Eoin Colfer's Artemis Fowl
(the first book)
Book review by Natasha Withers
A criminal mastermind’s plan could start a cross-species war—-and he’s only twelve-years-old…
Artemis Fowl II is not your average boy; in fact there is hardly anything average about Artemis. For one thing, he is a genius capable of driving even the best-trained psychiatrists mad. His family is insanely rich, even with father, Artemis Fowl I, missing in action.
Oh, and he’s also a criminal mastermind about to commit his first villainous crime: stealing fairy gold.
Before you start throwing insults about someone’s sanity, remember that while Artemis is a genius and a very rotten criminal, he’s still a boy; young enough to believe in the existence of the supernatural, but old and capable enough to exploit said beliefs and get some magical gold in his bank account.
With nearly limitless financial resources, state-of-the-art equipment, mind-churning intellect, virtually no parental interference, and the aid of Butler (his loyal and immovable mountain of a bodyguard), it seems like no one is capable of stopping young Artemis and his schemes.
Enter Captain Holly Short of LEPrecon, the Lower Elements Police reconnaissance squad.
Holly is the first and only female officer in the organization and wears that title with pride, though much to the headache of her commander. She constantly neglects procedure, opting to do things herself when she thinks she’s more than capable (which is nearly all the time), but she works hard for the safety of her fellow fairies and is a stern advocate of justice.
She is therefore entirely a foil to young Artemis.
Holly really manages to mess things up when she neglects to perform a very important ritual that replenishes the powers of fairies and this makes her an easy catch for Artemis, who holds her for ransom and will release her in exchange for a substantial amount of gold (none of that skimpy pot of gold stuff either).
Well, Holly’s squad is not at all pleased with this development and will do anything to get their captain back…anything besides handing over their gold that is.

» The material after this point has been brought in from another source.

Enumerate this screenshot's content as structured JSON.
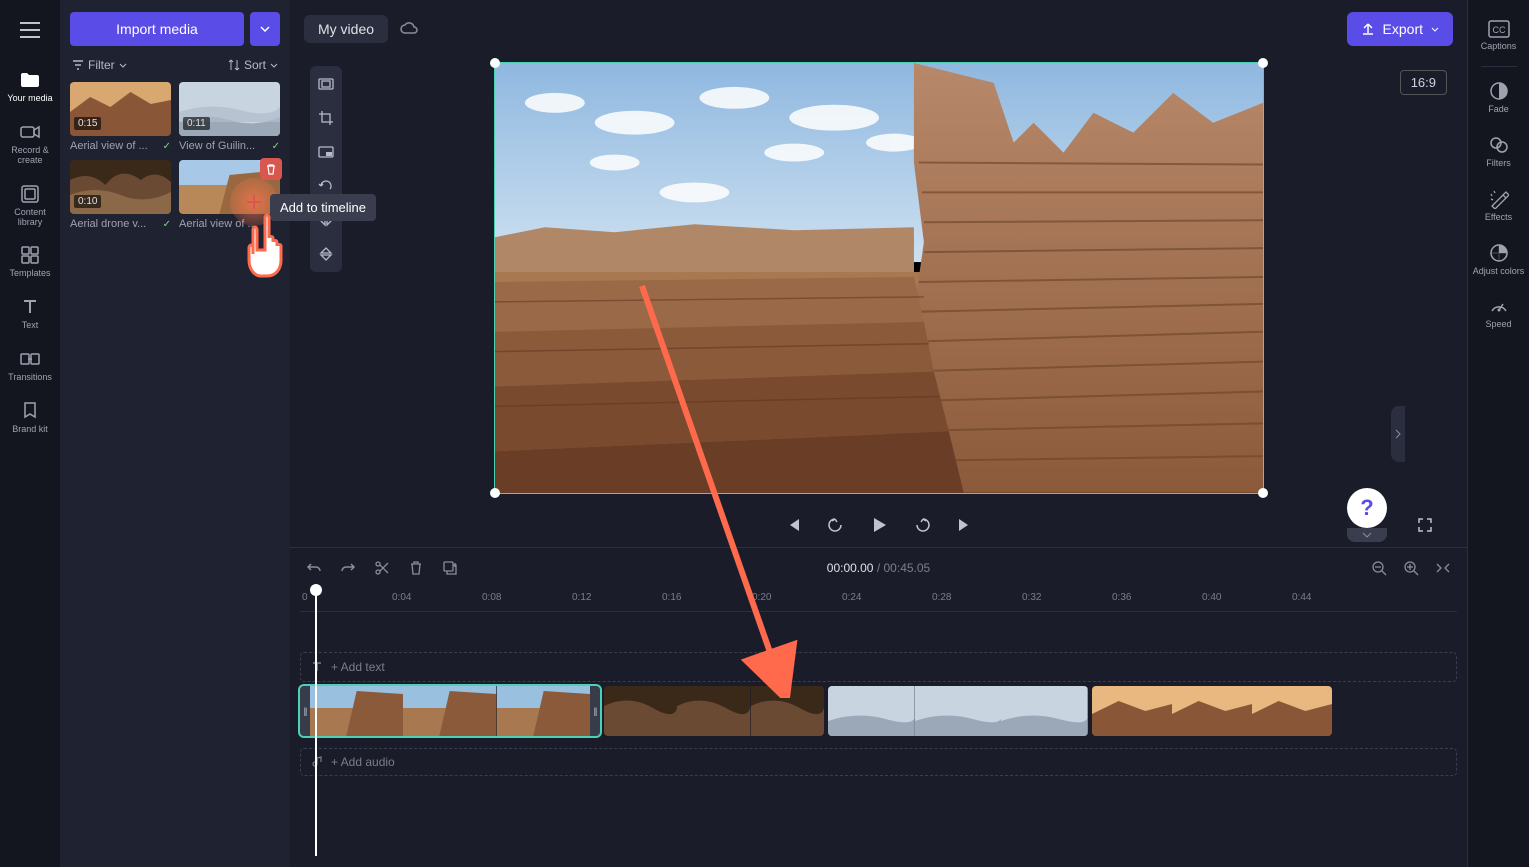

A dangerous battle of wits between the Artemis household and the LEPrecon begins. The stakes: one ton of 24-carat gold, the return of Captain Holly Short, and their very lives.
In Artemis Fowl, the first book, Eoin Colfer submerges the reader into a world where young geniuses are criminals, fairies fly with specially-engineered “wings”, and magic and science make a deadly combination and even deadlier enemies.
The characters are quirky and witty, from a computer whiz centaur to a kleptomaniac dwarf. The lines between good and evil are blurred out of focus and readers will be constantly pushed to cheer both sides on against the other until a final decision must be made about where their loyalties lie: with Fowl Manor or the LEPrecon.
A word of warning: Artemis Fowl is not for the faint of heart. The character Artemis himself does not easily come off as a great role model for young readers. He is cold-hearted, calculating, selfish, and at the bottom of it, a criminal. However, he has his moments of sympathy and even regret and remorse.
Throughout the whole series (there are currently seven books) Artemis grows tremendously as a person. Though I won’t give out too many details in this review (I will soon write more for this series), just trust me when I say that sticking with him through his uglier moments makes it all worthwhile when we see what he becomes later on.